1- Boring is better than exciting 

“As a venture investor we like things that are more boring than exciting. We like businesses that are so boring that no one wants to be in them. We like problems that are big enough. You want to be doing things other people aren’t doing. You want to know things that other people don’t know. That’s the foundation of a great business.”

2- Micro vs Macro

“The macro may be your friend but the value creation that happens in the micro aspects of the business includes the customer acquisition cost, the sales –where are the $1 sales coming from which is a more crucial side.”

3- Culture is more significant than strategy

"Strategy is great. Without strategy, businesses cannot happen. But culture eats strategy for breakfast. If you don’t have the right people, the right decision processing, the right values, the company is useless."

4- Understanding the need

"You need to sell to the person buying the dog food because what they’re paying for is a happy and healthy dog not just dog food. If you don’t understand the whole segment of what is being bought, you don’t understand how they want to buy and what exactly the centrographic elements are, therefore you don’t have a business.

5- Steal, don’t build

“I’m not asking you to go steal stuff. Don’t try to do everything.

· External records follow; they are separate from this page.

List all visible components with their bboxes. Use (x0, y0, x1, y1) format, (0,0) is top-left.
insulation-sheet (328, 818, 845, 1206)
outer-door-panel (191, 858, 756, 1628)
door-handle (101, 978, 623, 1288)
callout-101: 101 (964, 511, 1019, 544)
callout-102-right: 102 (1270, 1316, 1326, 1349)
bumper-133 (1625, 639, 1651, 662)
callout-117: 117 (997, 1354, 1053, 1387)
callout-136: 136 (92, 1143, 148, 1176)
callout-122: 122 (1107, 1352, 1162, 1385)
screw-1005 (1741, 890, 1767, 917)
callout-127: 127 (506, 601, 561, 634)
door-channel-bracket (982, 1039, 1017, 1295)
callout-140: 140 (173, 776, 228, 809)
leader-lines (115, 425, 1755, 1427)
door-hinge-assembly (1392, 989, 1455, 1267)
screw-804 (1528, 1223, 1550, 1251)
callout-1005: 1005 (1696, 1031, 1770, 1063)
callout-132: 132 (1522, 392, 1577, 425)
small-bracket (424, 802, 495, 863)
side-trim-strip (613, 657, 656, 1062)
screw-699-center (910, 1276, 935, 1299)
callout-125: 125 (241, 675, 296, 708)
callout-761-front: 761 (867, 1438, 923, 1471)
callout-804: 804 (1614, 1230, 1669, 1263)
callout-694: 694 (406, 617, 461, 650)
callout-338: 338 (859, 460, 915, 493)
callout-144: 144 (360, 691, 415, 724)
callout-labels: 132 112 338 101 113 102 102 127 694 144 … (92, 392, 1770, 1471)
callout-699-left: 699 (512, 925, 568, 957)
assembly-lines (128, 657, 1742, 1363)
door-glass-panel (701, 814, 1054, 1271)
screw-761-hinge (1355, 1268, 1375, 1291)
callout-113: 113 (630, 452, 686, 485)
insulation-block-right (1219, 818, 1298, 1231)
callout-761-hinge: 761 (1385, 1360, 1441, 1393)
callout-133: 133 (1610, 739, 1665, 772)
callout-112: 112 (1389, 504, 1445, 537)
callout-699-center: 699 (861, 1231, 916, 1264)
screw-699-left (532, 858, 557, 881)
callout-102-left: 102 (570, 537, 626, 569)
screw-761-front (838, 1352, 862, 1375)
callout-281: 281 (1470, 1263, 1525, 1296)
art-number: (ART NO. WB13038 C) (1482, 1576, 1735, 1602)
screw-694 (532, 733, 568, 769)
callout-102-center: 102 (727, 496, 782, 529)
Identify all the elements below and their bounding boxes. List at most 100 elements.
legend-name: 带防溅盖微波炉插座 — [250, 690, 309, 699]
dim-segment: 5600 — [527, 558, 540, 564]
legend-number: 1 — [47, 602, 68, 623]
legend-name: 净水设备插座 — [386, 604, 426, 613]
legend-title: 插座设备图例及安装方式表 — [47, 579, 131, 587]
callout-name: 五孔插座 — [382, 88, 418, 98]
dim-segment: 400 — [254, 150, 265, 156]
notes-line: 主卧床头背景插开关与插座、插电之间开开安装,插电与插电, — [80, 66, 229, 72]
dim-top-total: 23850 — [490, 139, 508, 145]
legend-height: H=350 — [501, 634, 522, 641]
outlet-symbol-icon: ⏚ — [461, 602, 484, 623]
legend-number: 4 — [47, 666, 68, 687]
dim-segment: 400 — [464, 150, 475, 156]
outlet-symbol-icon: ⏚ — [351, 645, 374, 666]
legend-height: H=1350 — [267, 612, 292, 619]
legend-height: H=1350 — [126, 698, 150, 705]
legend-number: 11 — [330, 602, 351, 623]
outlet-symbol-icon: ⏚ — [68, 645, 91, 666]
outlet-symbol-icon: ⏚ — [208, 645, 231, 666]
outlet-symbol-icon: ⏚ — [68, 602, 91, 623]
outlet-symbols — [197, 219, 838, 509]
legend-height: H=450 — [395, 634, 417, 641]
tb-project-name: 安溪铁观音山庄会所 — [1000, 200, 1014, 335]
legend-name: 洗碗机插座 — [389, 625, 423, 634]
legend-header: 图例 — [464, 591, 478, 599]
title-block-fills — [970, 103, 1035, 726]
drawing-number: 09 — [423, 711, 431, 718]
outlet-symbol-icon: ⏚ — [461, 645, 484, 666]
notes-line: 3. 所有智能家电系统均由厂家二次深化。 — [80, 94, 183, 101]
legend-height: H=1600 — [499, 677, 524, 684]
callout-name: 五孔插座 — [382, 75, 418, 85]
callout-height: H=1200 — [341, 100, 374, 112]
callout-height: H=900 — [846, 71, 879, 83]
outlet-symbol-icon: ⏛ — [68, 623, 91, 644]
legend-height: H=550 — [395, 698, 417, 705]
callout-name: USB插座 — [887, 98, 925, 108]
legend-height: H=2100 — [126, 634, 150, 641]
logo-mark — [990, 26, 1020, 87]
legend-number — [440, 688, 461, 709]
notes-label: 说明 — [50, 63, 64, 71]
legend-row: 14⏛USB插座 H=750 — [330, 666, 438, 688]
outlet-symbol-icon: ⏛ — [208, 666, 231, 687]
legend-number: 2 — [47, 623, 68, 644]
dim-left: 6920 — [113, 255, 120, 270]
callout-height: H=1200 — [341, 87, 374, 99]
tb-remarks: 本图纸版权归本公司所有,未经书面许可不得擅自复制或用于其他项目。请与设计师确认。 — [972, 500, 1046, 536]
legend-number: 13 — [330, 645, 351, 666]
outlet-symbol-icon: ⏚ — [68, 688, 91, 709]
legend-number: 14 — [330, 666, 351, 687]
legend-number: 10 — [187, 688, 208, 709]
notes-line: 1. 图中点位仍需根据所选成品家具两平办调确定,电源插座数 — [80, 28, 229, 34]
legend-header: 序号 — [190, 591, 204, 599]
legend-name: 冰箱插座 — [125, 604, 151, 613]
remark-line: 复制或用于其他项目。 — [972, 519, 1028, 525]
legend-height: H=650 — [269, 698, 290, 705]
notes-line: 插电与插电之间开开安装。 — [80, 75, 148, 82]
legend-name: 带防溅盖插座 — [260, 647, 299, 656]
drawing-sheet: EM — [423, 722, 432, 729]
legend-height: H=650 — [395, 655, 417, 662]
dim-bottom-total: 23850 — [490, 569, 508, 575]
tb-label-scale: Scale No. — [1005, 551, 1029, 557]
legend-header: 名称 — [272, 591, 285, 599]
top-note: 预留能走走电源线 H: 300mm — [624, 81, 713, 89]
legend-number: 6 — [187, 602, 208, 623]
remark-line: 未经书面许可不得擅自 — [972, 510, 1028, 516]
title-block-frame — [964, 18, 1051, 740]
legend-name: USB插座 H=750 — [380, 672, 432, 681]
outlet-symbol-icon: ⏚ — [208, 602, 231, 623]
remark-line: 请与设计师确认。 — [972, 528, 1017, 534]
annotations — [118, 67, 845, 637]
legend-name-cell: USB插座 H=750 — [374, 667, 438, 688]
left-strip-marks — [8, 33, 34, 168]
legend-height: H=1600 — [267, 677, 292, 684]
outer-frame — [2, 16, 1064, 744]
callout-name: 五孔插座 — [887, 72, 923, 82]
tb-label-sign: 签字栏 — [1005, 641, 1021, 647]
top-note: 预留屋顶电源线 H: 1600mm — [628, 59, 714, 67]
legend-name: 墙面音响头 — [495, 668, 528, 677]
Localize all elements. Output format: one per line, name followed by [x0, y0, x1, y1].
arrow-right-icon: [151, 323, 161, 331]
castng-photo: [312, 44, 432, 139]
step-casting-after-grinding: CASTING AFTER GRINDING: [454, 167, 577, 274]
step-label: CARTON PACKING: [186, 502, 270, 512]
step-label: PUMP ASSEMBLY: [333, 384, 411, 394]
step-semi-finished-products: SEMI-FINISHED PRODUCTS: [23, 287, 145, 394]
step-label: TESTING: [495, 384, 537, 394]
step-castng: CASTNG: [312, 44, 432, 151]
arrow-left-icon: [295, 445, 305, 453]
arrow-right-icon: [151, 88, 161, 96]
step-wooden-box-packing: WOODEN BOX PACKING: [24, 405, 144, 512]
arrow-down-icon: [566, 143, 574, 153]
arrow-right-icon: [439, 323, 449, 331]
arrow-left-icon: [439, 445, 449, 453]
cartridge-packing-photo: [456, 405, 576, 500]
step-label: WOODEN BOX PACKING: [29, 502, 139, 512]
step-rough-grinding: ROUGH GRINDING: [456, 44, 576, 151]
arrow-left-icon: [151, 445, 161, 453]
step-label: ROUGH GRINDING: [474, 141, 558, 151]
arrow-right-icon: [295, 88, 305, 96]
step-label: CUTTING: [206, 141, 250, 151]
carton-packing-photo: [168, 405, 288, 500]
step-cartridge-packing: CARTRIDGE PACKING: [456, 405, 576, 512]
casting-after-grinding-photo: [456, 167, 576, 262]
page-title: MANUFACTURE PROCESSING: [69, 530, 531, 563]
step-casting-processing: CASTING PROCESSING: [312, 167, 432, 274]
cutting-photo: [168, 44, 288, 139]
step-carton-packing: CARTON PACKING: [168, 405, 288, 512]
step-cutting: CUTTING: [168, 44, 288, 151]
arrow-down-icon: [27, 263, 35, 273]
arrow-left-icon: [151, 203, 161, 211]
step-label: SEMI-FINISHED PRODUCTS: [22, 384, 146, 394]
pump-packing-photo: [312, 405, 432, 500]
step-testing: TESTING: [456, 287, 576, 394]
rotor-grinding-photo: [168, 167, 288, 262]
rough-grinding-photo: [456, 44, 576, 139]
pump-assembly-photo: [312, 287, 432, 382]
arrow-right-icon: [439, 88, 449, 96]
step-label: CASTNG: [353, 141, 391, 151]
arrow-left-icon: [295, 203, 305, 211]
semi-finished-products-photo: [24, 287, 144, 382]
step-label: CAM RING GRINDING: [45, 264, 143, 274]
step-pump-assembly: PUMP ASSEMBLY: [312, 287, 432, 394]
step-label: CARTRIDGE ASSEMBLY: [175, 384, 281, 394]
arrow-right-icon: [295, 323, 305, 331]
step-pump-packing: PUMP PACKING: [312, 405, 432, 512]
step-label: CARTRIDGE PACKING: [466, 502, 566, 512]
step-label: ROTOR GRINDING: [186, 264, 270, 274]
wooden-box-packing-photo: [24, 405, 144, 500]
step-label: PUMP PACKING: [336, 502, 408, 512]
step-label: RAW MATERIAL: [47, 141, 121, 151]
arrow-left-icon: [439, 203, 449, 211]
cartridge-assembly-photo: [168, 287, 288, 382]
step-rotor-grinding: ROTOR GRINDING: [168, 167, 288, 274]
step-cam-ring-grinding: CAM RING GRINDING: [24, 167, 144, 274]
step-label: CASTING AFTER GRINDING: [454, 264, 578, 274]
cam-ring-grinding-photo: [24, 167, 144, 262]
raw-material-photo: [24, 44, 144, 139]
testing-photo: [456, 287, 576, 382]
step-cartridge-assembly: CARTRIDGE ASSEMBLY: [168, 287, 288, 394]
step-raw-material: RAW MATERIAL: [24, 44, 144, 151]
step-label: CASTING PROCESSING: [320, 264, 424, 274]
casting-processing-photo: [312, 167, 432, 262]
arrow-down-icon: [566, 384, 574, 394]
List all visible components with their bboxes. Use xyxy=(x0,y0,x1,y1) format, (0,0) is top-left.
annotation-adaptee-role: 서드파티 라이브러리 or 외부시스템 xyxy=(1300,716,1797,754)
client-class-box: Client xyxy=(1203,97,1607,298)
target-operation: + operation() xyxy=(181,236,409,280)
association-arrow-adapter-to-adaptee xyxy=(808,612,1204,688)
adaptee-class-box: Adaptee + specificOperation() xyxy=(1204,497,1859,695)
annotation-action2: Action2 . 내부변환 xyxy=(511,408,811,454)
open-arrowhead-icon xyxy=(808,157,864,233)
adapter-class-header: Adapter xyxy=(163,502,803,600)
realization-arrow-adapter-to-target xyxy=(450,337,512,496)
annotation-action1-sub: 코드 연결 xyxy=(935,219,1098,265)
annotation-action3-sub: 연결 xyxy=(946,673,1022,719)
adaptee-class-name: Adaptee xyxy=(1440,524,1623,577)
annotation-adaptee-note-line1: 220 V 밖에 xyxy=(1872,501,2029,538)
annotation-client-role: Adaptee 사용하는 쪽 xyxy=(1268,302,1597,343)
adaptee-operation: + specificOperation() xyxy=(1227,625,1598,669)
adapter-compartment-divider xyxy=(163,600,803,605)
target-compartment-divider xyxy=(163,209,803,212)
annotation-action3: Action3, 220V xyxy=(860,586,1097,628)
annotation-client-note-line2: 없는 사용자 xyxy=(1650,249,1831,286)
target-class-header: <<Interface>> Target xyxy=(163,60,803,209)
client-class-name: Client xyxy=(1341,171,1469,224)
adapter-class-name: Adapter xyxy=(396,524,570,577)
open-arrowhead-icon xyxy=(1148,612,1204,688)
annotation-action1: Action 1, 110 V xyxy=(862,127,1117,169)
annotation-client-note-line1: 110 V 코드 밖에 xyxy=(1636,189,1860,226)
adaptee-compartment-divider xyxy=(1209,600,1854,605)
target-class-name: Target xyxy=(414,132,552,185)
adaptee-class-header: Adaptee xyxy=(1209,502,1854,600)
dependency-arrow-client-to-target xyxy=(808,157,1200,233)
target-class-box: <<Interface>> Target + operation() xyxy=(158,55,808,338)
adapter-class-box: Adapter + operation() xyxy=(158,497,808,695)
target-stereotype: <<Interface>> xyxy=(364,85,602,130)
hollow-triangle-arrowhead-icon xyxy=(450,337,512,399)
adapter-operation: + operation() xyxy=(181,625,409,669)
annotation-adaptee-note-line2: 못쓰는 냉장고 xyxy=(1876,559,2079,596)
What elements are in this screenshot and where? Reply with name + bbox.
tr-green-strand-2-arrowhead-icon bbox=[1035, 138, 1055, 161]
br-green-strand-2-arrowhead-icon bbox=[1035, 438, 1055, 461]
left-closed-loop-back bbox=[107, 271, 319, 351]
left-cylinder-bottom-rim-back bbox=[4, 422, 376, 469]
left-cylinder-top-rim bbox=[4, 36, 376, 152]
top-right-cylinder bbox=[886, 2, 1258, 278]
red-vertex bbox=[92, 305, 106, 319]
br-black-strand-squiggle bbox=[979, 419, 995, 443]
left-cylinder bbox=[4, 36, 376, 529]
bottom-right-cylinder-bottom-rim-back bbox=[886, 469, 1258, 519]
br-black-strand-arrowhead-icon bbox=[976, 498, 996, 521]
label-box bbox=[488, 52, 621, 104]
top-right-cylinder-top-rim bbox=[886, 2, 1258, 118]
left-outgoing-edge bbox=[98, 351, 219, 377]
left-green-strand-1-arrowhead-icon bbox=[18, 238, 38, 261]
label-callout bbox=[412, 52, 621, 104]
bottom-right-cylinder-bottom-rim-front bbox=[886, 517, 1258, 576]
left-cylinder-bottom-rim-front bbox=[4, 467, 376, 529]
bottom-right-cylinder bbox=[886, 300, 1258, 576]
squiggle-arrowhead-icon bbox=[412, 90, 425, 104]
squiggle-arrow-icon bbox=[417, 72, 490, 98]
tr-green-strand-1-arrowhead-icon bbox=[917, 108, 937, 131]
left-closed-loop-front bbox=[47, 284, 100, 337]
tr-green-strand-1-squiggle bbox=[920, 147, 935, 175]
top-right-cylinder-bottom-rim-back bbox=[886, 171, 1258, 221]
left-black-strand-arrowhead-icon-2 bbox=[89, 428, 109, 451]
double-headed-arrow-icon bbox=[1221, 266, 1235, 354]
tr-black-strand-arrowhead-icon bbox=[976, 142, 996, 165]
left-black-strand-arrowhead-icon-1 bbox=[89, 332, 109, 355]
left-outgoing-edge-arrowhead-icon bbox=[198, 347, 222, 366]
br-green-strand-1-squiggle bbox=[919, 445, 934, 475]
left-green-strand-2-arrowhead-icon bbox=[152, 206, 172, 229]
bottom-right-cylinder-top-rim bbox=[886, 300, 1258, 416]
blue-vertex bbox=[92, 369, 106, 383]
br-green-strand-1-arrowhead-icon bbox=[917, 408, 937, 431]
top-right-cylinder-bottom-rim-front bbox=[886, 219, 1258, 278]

There are a lot of people in the ecosystem, a lot of companies who already have what you need in your stack. Go get those.”

6- Learn how to say no

“There's only so much time in the day and only so much capital. No should be your default answer. Always ask yourself, what’s in it for me? Be selfish. Say no to toxic investors.”

7- Employees overs customers, always

“Think a lot about your employee value proposition almost  before your customer proposition because talent is scarce so if you find good talent you should want to make sure that this is the greatest place for them.”

8- Women are overtaking men

“To found a company as a woman requires a lot of effort. And we discovered those women founders to be the best of the best. They are better at collaborating, are more empathetic, they’re more reluctant to pull the plug and just generally form a better ecosystem.”

9- Listen to your investors, not your parents

"Your parents want you to get a good night’s sleep, not take any risks and be safe and happy. Investors on the other hand, we don’t care about you. If you come to us and tell us you haven’t showered in three days, we would love you. Because that means you’ve worked so hard, you forgot to shower.”

10- Founders above investors

“What I don’t like is when it’s all about the investors or the consultants, because those are support services, they are not important. It should be about you, always. So if you’re talking to an investor and its not about you, it’s the wrong guy. Founders should be helping founders.”